"The Government’s $19.3 Billion Auction of Spectrum (as of Round 61 on February 12, 2008) Why don’t you know more about the government’s allocation of this vital natural resource?"

Supper and Conversation with J.H. Snider, Shorenstein Fellow
Tuesday, February 19, at 6 p.m.
Kalb Seminar Room, Taubman 275

Rsvp: camille_stevens@harvard.edu

The most valuable natural resource of the information age is arguably the electromagnetic spectrum, which is used for wireless transmission of information and is the foundation of next generation portable media. The FCC is currently conducting an auction of broadcast band spectrum (part of the so-called “digital TV transition”), which in its first 61 rounds (as of February 12, 2008) had raised $19.3 billion, making it the largest government auction in U.S. history.
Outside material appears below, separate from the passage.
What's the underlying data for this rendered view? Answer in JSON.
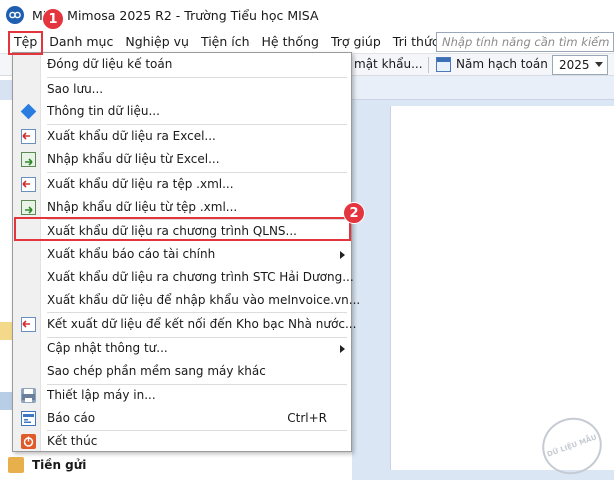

With so much money at stake, the press confused and scared by the issue’s complexity, and the public ignorant and apathetic about the issue, spectrum policy has become a paradigmatic example of special interest politics and media failure. J.H. Snider’s most recent report on U.S. spectrum policy and politics is The Art of Spectrum Lobbying: America's $480 Billion Spectrum Giveaway, How it Happened, and How to Prevent it from Recurring.

Brief Bio
J. H. Snider, is a scholar who has written extensively about new technology and democracy. He is the president of iSolon.org and an affiliated researcher at Columbia University’s Institute for Tele-Information. He was research director for the New America Foundation, a Washington, DC-based think tank. His books include Speak Softly and Carry a Big Stick: How Local TV Broadcasters Exert Political Power and Future Shop. Snider has a Ph.D. in American Government from Northwestern University, an M.B.A. from the Harvard Business School, and an undergraduate degree in Social Studies from Harvard College. His work at the Shorenstein Center will focus on the role of information policy in enhancing democracy.